In your daily life, your emotions and behavior follow your beliefs, and if you believe you are sick, then in fact you are really sick. If you believe you are healthy, then you are healthy.
Beliefs themselves can produce negative emotions, and these negative emotions do lead to a physical or psychological disease. Then the imagination follows, drawing a terrible mental image of a particular situation. It doesn't take long for the data of the body to confirm the negative belief, which I call negative because it is much more harmful than a notion of good health.
A belief may be accompanied by many other beliefs, and each derives its own emotions and imaginary reality. For example, belief in illness itself depends on beliefs that people are worthless, "guilty," and "imperfect."
The mind is not only embraced with positive and active beliefs, it also contains many other beliefs in the state of inactivity. They lurk there, ready to be noticed and summoned by you, and any one of them may be brought before your eyes through your intentional insight.
For example, suppose you have always focused on poverty, sickness, or deprivation, and your conscious mind also harbors the concepts of health, vitality, and abundance. If you shift your train of thought from a negative concept to a positive one, then your focus will begin to change the status quo. Under the leadership of your conscious mind, the potential of the vast reservoir of energy hidden deep within you will be aroused to act. For you as creatures have the ability to reason, because you have such varied experiences to use. Humans develop the ability to reason, and this ability is inherently more and more evolved and grown the more it is used.
So the more you use your consciousness, the more it expands, and the more you use these abilities, the more conscious you become.

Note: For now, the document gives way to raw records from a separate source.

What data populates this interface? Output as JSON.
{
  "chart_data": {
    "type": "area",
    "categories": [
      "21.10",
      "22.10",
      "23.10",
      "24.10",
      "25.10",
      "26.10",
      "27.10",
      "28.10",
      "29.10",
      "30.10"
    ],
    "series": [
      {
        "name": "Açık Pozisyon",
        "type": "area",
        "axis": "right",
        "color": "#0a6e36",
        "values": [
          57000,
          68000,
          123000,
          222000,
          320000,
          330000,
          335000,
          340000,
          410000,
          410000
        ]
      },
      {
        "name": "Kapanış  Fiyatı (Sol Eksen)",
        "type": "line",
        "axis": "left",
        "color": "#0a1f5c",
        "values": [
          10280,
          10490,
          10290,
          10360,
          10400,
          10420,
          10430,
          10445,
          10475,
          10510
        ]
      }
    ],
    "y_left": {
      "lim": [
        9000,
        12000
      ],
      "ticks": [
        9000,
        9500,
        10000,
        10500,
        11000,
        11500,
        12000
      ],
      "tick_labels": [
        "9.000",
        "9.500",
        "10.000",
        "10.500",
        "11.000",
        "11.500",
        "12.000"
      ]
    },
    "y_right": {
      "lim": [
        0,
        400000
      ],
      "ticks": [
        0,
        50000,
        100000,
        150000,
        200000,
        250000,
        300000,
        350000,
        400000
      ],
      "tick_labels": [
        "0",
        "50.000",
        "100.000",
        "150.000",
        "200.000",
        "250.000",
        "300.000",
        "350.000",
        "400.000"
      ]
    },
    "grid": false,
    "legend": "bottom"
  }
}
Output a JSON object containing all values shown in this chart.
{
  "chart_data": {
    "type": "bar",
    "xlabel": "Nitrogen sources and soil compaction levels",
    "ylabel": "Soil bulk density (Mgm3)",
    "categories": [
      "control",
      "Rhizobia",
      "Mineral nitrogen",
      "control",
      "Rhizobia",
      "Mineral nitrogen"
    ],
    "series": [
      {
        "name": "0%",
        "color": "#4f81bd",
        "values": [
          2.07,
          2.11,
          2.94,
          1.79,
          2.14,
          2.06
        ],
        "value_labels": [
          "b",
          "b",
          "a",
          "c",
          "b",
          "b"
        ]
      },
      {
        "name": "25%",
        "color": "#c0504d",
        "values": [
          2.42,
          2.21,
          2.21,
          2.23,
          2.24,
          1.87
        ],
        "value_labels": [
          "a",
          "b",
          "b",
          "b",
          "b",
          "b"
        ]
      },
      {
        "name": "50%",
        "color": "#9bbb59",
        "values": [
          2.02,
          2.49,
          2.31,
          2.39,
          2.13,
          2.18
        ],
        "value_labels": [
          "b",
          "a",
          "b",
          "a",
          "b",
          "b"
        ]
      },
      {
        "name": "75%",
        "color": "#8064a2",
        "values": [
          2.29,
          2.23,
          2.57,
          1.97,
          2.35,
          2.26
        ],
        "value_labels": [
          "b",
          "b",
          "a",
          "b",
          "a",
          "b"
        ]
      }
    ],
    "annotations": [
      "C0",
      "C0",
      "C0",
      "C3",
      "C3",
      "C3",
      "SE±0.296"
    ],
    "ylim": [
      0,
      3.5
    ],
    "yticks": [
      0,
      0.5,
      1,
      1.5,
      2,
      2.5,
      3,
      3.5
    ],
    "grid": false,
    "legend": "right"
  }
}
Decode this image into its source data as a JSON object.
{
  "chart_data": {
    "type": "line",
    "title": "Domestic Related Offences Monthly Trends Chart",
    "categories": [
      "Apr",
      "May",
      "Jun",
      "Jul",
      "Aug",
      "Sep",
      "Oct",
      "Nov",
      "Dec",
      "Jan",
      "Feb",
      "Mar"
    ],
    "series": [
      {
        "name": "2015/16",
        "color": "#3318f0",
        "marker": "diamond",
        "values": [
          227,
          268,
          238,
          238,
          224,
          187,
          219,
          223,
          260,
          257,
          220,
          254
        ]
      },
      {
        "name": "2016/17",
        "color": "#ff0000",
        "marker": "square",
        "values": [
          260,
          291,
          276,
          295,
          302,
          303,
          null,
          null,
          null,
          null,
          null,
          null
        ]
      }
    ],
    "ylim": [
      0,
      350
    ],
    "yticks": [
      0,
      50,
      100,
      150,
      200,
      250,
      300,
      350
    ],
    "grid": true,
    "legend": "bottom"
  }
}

And when you do this, your consciousness turns back to itself. It really got bigger than it used to be.
Living in the possibilities of such a colorful and rich environment. The human mind needs and develops a "conscious mind" in order to make concise and clear judgments and assessments anytime, anywhere. Then when the conscious mind grows, so does the scope of the imagination.
In many ways, the conscious mind can be said to be a tool of the imagination, and the more knowledge the conscious mind has, the farther the imagination can reach. In return, imagination also enriches conscious reasoning and emotional experience.
You have not yet learned to use your conscious mind correctly or fully, so that imagination, emotion, and reasoning seem to be separate functions, and even enemies of each other.
The mature conscious mind receives information from both the outer world and the inner world. Only when you believe that consciousness must adjust only to external situations does you force itself to cut itself off from the inner knowledge, the intuitive "voice" and the depth from which it comes.